BOULDER, USA: Frequency regulation services, which balance the fluctuations between electricity generation and electrical load and manage the variability in the grid’s frequency output, have traditionally been tied to the wholesale energy market. Today, a second key driver has emerged: intermittent renewable energy.
Solar PV, wind, and other intermittent resources are causing frequency instabilities on the electrical grid that require more extensive regulation capability across a wider swath of the grid. In addition, in the face of energy security concerns, major economies are mandating changes in energy mixes globally, altering the mix of technologies available to deliver frequency regulation.
New opportunities in the frequency regulation sector are emerging in countries that are liberalizing or deregulating electricity markets, and additional opportunities are developing in fully deregulated markets that are changing market rules to differentiate the quality of frequency regulation delivered by various technologies.
According to a new report from Pike Research, the amount of frequency regulation required globally is expected to increase over the next decade, thanks to increased volatility in both generation and load. The total value of the frequency regulation market will grow from $19.5 billion in 2012 to $27.2 billion in 2022, the cleantech market intelligence firm forecasts, with a compound annual growth rate of 3.5 percent.
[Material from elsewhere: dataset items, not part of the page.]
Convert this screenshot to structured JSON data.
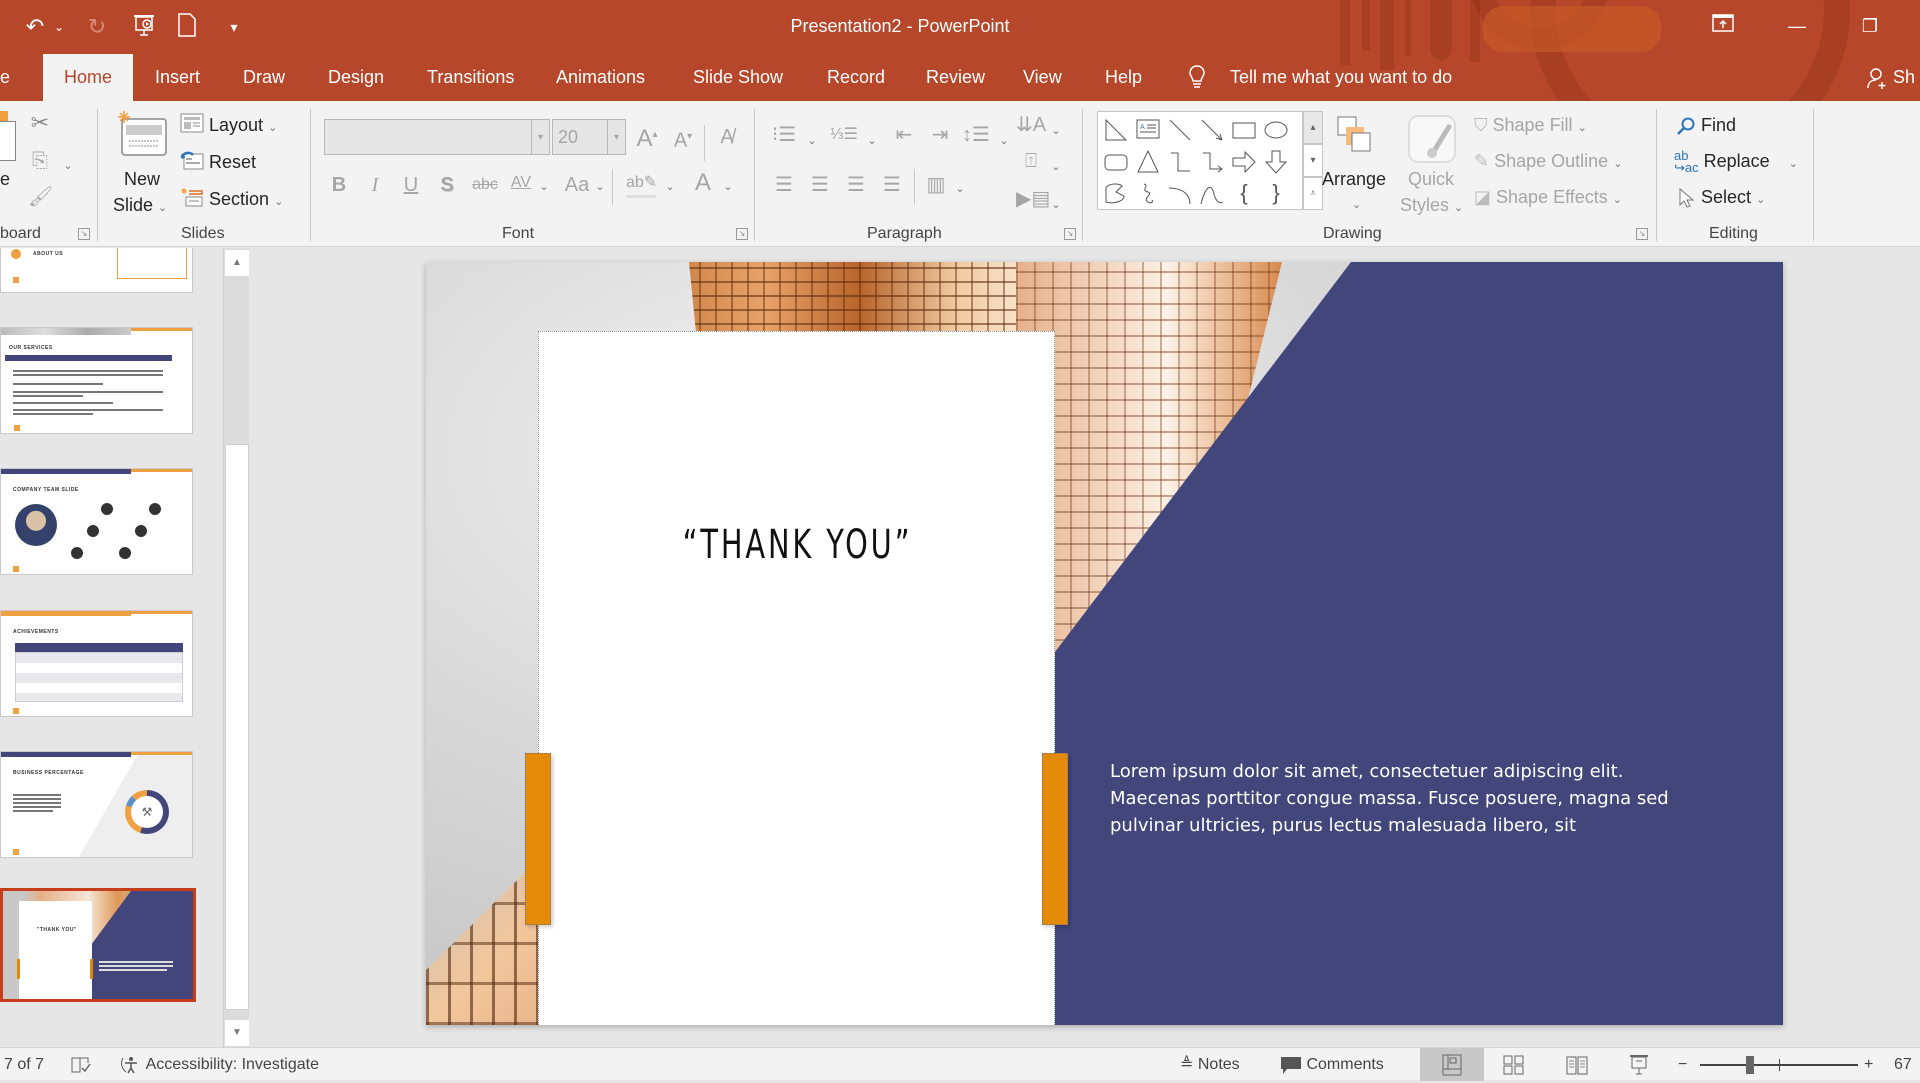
{
  "window": {
    "title": "Presentation2  -  PowerPoint",
    "controls": {
      "ribbon_display": "ribbon-display-options-icon",
      "minimize": "minimize-icon",
      "restore": "restore-icon"
    }
  },
  "quick_access": [
    {
      "name": "undo-icon",
      "glyph": "↶"
    },
    {
      "name": "undo-dropdown-icon",
      "glyph": "⌄"
    },
    {
      "name": "redo-icon",
      "glyph": "↻"
    },
    {
      "name": "start-from-beginning-icon",
      "glyph": "▣"
    },
    {
      "name": "new-file-icon",
      "glyph": "▯"
    },
    {
      "name": "customize-qat-icon",
      "glyph": "▾"
    }
  ],
  "tabs": [
    {
      "label": "e"
    },
    {
      "label": "Home",
      "active": true
    },
    {
      "label": "Insert"
    },
    {
      "label": "Draw"
    },
    {
      "label": "Design"
    },
    {
      "label": "Transitions"
    },
    {
      "label": "Animations"
    },
    {
      "label": "Slide Show"
    },
    {
      "label": "Record"
    },
    {
      "label": "Review"
    },
    {
      "label": "View"
    },
    {
      "label": "Help"
    }
  ],
  "tell_me": "Tell me what you want to do",
  "share": "Sh",
  "ribbon": {
    "clipboard": {
      "label": "board",
      "paste": "e"
    },
    "slides": {
      "label": "Slides",
      "new_slide_1": "New",
      "new_slide_2": "Slide",
      "layout": "Layout",
      "reset": "Reset",
      "section": "Section"
    },
    "font": {
      "label": "Font",
      "font_name": "",
      "font_size": "20",
      "buttons": [
        "B",
        "I",
        "U",
        "S",
        "abc",
        "AV",
        "Aa",
        "A",
        "A"
      ]
    },
    "paragraph": {
      "label": "Paragraph"
    },
    "drawing": {
      "label": "Drawing",
      "arrange": "Arrange",
      "quick_styles_1": "Quick",
      "quick_styles_2": "Styles",
      "shape_fill": "Shape Fill",
      "shape_outline": "Shape Outline",
      "shape_effects": "Shape Effects"
    },
    "editing": {
      "label": "Editing",
      "find": "Find",
      "replace": "Replace",
      "select": "Select"
    }
  },
  "thumbnails": [
    {
      "index": 2,
      "title": "ABOUT US"
    },
    {
      "index": 3,
      "title": "OUR SERVICES"
    },
    {
      "index": 4,
      "title": "COMPANY TEAM SLIDE"
    },
    {
      "index": 5,
      "title": "ACHIEVEMENTS"
    },
    {
      "index": 6,
      "title": "BUSINESS PERCENTAGE"
    },
    {
      "index": 7,
      "title": "\"THANK YOU\"",
      "selected": true
    }
  ],
  "slide": {
    "title": "“THANK YOU”",
    "body": "Lorem ipsum dolor sit amet, consectetuer adipiscing elit. Maecenas porttitor congue massa. Fusce posuere, magna sed pulvinar ultricies, purus lectus malesuada libero, sit",
    "colors": {
      "panel": "#43467b",
      "accent": "#e38a08"
    }
  },
  "status": {
    "slide_counter": "7 of 7",
    "accessibility": "Accessibility: Investigate",
    "notes": "Notes",
    "comments": "Comments",
    "zoom": "67",
    "zoom_minus": "−",
    "zoom_plus": "+"
  },
  "theme": {
    "accent": "#b7472a",
    "selected_thumb": "#c43e1c"
  }
}
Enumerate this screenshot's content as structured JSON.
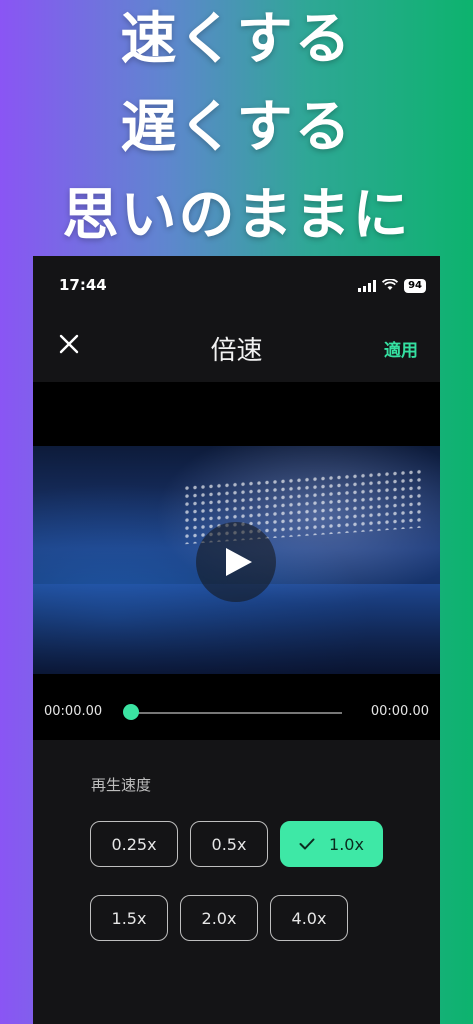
{
  "promo": {
    "line1": "速くする",
    "line2": "遅くする",
    "line3": "思いのままに"
  },
  "status_bar": {
    "time": "17:44",
    "battery": "94"
  },
  "nav": {
    "title": "倍速",
    "apply_label": "適用",
    "close_icon": "close-icon"
  },
  "player": {
    "current_time": "00:00.00",
    "total_time": "00:00.00",
    "progress": 0
  },
  "speed": {
    "label": "再生速度",
    "selected": "1.0x",
    "options_row1": [
      "0.25x",
      "0.5x",
      "1.0x"
    ],
    "options_row2": [
      "1.5x",
      "2.0x",
      "4.0x"
    ]
  },
  "colors": {
    "accent": "#3ee8a6",
    "apply_text": "#35e0a1",
    "panel_bg": "#141416"
  }
}
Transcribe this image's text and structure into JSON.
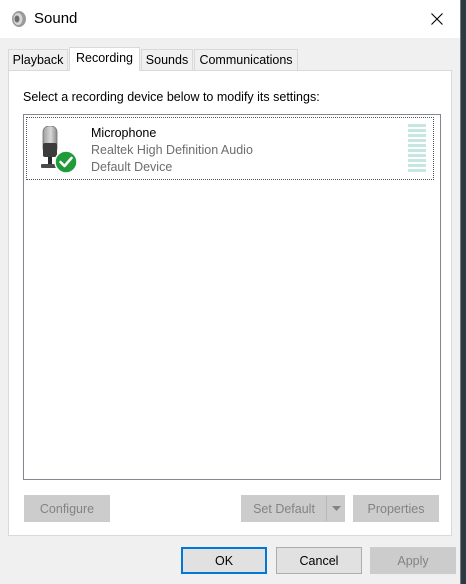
{
  "window": {
    "title": "Sound"
  },
  "tabs": [
    {
      "label": "Playback",
      "active": false
    },
    {
      "label": "Recording",
      "active": true
    },
    {
      "label": "Sounds",
      "active": false
    },
    {
      "label": "Communications",
      "active": false
    }
  ],
  "recording": {
    "instructions": "Select a recording device below to modify its settings:",
    "devices": [
      {
        "name": "Microphone",
        "driver": "Realtek High Definition Audio",
        "status": "Default Device",
        "icon": "microphone-icon",
        "badge": "default-check-icon",
        "level": 0
      }
    ],
    "buttons": {
      "configure": "Configure",
      "set_default": "Set Default",
      "properties": "Properties"
    }
  },
  "footer": {
    "ok": "OK",
    "cancel": "Cancel",
    "apply": "Apply"
  },
  "colors": {
    "accent": "#0078d7",
    "check_badge": "#1f9b3a",
    "level_meter": "#c6e6e2",
    "disabled_text": "#838383"
  }
}
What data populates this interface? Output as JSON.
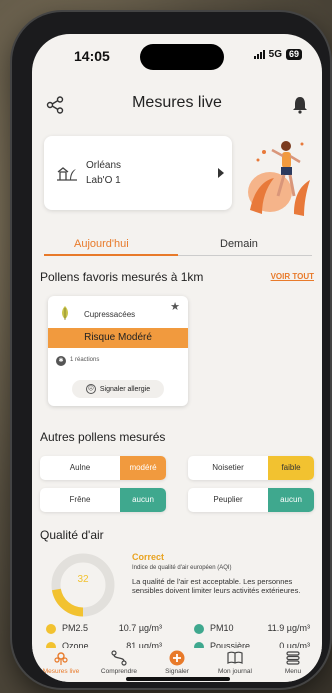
{
  "status_bar": {
    "time": "14:05",
    "network": "5G",
    "battery": "69"
  },
  "header": {
    "title": "Mesures live"
  },
  "location": {
    "city": "Orléans",
    "station": "Lab'O 1"
  },
  "tabs": [
    {
      "label": "Aujourd'hui",
      "active": true
    },
    {
      "label": "Demain",
      "active": false
    }
  ],
  "favorites": {
    "title": "Pollens favoris mesurés à 1km",
    "see_all": "VOIR TOUT",
    "card": {
      "name": "Cupressacées",
      "risk": "Risque Modéré",
      "risk_color": "#f19a3e",
      "reactions": "1 réactions",
      "button": "Signaler allergie"
    }
  },
  "others": {
    "title": "Autres pollens mesurés",
    "items": [
      {
        "name": "Aulne",
        "level": "modéré",
        "color": "#f19a3e"
      },
      {
        "name": "Noisetier",
        "level": "faible",
        "color": "#f2c230"
      },
      {
        "name": "Frêne",
        "level": "aucun",
        "color": "#3fa88e"
      },
      {
        "name": "Peuplier",
        "level": "aucun",
        "color": "#3fa88e"
      }
    ]
  },
  "air_quality": {
    "title": "Qualité d'air",
    "value": "32",
    "status": "Correct",
    "index_label": "Indice de qualité d'air européen (AQI)",
    "description": "La qualité de l'air est acceptable. Les personnes sensibles doivent limiter leurs activités extérieures.",
    "pollutants": [
      {
        "name": "PM2.5",
        "value": "10.7 µg/m³",
        "color": "#f2c230"
      },
      {
        "name": "PM10",
        "value": "11.9 µg/m³",
        "color": "#3fa88e"
      },
      {
        "name": "Ozone",
        "value": "81 µg/m³",
        "color": "#f2c230"
      },
      {
        "name": "Poussière",
        "value": "0 µg/m³",
        "color": "#3fa88e"
      }
    ]
  },
  "nav": [
    {
      "label": "Mesures live",
      "icon": "pollen-icon",
      "active": true
    },
    {
      "label": "Comprendre",
      "icon": "route-icon",
      "active": false
    },
    {
      "label": "Signaler",
      "icon": "plus-icon",
      "active": false
    },
    {
      "label": "Mon journal",
      "icon": "book-icon",
      "active": false
    },
    {
      "label": "Menu",
      "icon": "menu-icon",
      "active": false
    }
  ],
  "colors": {
    "accent": "#e87a2a",
    "moderate": "#f19a3e",
    "low": "#f2c230",
    "none": "#3fa88e"
  }
}
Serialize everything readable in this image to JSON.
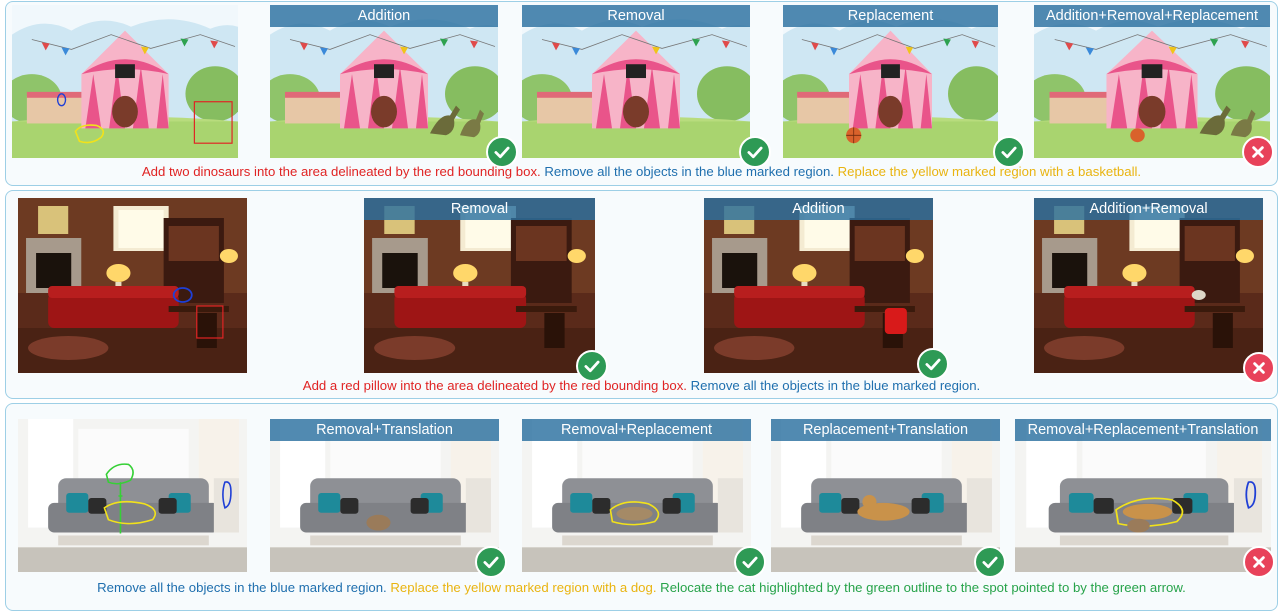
{
  "colors": {
    "header_bg": "#2b70a0",
    "panel_border": "#9dcfe6",
    "success": "#2e9a55",
    "failure": "#e8425a",
    "red_text": "#e02424",
    "blue_text": "#1f6fae",
    "yellow_text": "#e9b411",
    "green_text": "#27a34a"
  },
  "rows": [
    {
      "headers": [
        "Addition",
        "Removal",
        "Replacement",
        "Addition+Removal+Replacement"
      ],
      "results": [
        "success",
        "success",
        "success",
        "failure"
      ],
      "captions": [
        {
          "text": "Add two dinosaurs into the area delineated by the red bounding box.",
          "color": "red"
        },
        {
          "text": "Remove all the objects in the blue marked region.",
          "color": "blue"
        },
        {
          "text": "Replace the yellow marked region with a basketball.",
          "color": "yellow"
        }
      ]
    },
    {
      "headers": [
        "Removal",
        "Addition",
        "Addition+Removal"
      ],
      "results": [
        "success",
        "success",
        "failure"
      ],
      "captions": [
        {
          "text": "Add a red pillow into the area delineated by the red bounding box.",
          "color": "red"
        },
        {
          "text": "Remove all the objects in the blue marked region.",
          "color": "blue"
        }
      ]
    },
    {
      "headers": [
        "Removal+Translation",
        "Removal+Replacement",
        "Replacement+Translation",
        "Removal+Replacement+Translation"
      ],
      "results": [
        "success",
        "success",
        "success",
        "failure"
      ],
      "captions": [
        {
          "text": "Remove all the objects in the blue marked region.",
          "color": "blue"
        },
        {
          "text": "Replace the yellow marked region with a dog.",
          "color": "yellow"
        },
        {
          "text": "Relocate the cat highlighted by the green outline to the spot pointed to by the green arrow.",
          "color": "green"
        }
      ]
    }
  ]
}
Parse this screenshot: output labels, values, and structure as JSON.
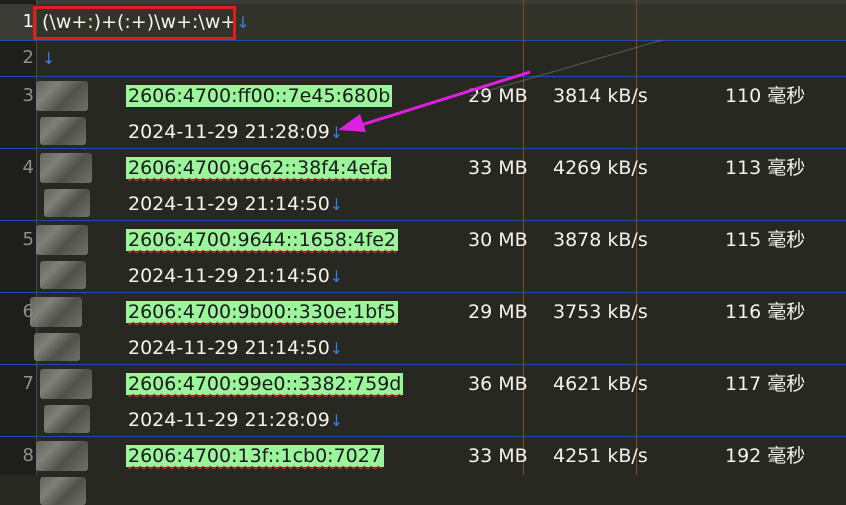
{
  "editor": {
    "line_numbers": [
      "1",
      "2",
      "3",
      "4",
      "5",
      "6",
      "7",
      "8"
    ],
    "regex_line": "(\\w+:)+(:+)\\w+:\\w+",
    "newline_marker": "↓",
    "colors": {
      "background": "#272822",
      "match_highlight": "#9bf59b",
      "arrow_annotation": "#e020e0",
      "regex_box": "#e11d1d",
      "rule_lines": "#1d4ea6",
      "column_guide": "#b36a3a"
    }
  },
  "entries": [
    {
      "line": "3",
      "ip": "2606:4700:ff00::7e45:680b",
      "size": "29 MB",
      "speed": "3814 kB/s",
      "latency": "110 毫秒",
      "date": "2024-11-29 21:28:09"
    },
    {
      "line": "4",
      "ip": "2606:4700:9c62::38f4:4efa",
      "size": "33 MB",
      "speed": "4269 kB/s",
      "latency": "113 毫秒",
      "date": "2024-11-29 21:14:50"
    },
    {
      "line": "5",
      "ip": "2606:4700:9644::1658:4fe2",
      "size": "30 MB",
      "speed": "3878 kB/s",
      "latency": "115 毫秒",
      "date": "2024-11-29 21:14:50"
    },
    {
      "line": "6",
      "ip": "2606:4700:9b00::330e:1bf5",
      "size": "29 MB",
      "speed": "3753 kB/s",
      "latency": "116 毫秒",
      "date": "2024-11-29 21:14:50"
    },
    {
      "line": "7",
      "ip": "2606:4700:99e0::3382:759d",
      "size": "36 MB",
      "speed": "4621 kB/s",
      "latency": "117 毫秒",
      "date": "2024-11-29 21:28:09"
    },
    {
      "line": "8",
      "ip": "2606:4700:13f::1cb0:7027",
      "size": "33 MB",
      "speed": "4251 kB/s",
      "latency": "192 毫秒",
      "date": ""
    }
  ]
}
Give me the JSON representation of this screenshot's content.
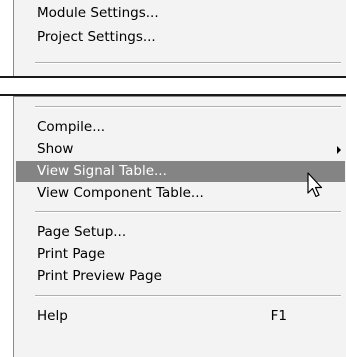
{
  "top_menu": {
    "items": [
      {
        "label": "Module Settings..."
      },
      {
        "label": "Project Settings..."
      }
    ]
  },
  "bottom_menu": {
    "items": [
      {
        "label": "Compile..."
      },
      {
        "label": "Show",
        "submenu": true
      },
      {
        "label": "View Signal Table...",
        "highlighted": true
      },
      {
        "label": "View Component Table..."
      },
      {
        "label": "Page Setup..."
      },
      {
        "label": "Print Page"
      },
      {
        "label": "Print Preview Page"
      },
      {
        "label": "Help",
        "shortcut": "F1"
      }
    ]
  },
  "colors": {
    "menu_background": "#f3f3f3",
    "highlight_background": "#848484",
    "highlight_text": "#ffffff"
  },
  "icons": {
    "submenu_arrow": "chevron-right-icon",
    "pointer": "mouse-cursor-icon"
  }
}
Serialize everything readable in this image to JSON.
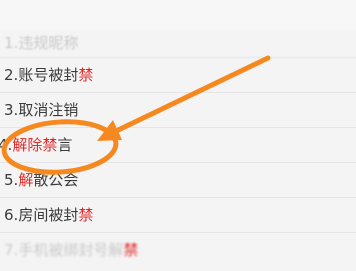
{
  "header": {
    "title": ""
  },
  "rules": [
    {
      "num": "1.",
      "parts": [
        {
          "text": "违规昵称",
          "red": false
        }
      ]
    },
    {
      "num": "2.",
      "parts": [
        {
          "text": "账号被封",
          "red": false
        },
        {
          "text": "禁",
          "red": true
        }
      ]
    },
    {
      "num": "3.",
      "parts": [
        {
          "text": "取消注销",
          "red": false
        }
      ]
    },
    {
      "num": "4.",
      "parts": [
        {
          "text": "解除禁",
          "red": true
        },
        {
          "text": "言",
          "red": false
        }
      ]
    },
    {
      "num": "5.",
      "parts": [
        {
          "text": "解",
          "red": true
        },
        {
          "text": "散公会",
          "red": false
        }
      ]
    },
    {
      "num": "6.",
      "parts": [
        {
          "text": "房间被封",
          "red": false
        },
        {
          "text": "禁",
          "red": true
        }
      ]
    },
    {
      "num": "7.",
      "parts": [
        {
          "text": "手机被绑封号解",
          "red": false
        },
        {
          "text": "禁",
          "red": true
        }
      ]
    }
  ],
  "annotation": {
    "color": "#f5891f",
    "icon": "arrow-circle-highlight"
  }
}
Under a more aggressive scenario, revenue from frequency regulation services could reach $56.8 billion in 2022.
“The key factors that will influence the expansion of the frequency regulation market are the rate and robustness of economic recovery, the growth in intermittent renewable energy, and the liberalization of electricity markets,” says research analyst, Anissa Dehamna. “The mix of technologies delivering these services will change the most in markets that are deregulated and, more specifically, in deregulated markets that differentiate the quality of frequency regulation services delivered.”
Whereas the cost of technology typically decreases over time, that is not the case for a service like frequency regulation. Indeed, with greater economic activity (and thus demand for energy), more and more diversity in generation assets globally, and increased market liberalization, the expectation is that the value of frequency regulation will increase over time. This means that on a per unit basis (per megawatt hour, in this case), Pike Research expects that a unit of frequency regulation will be worth more in 2022 than in 2012.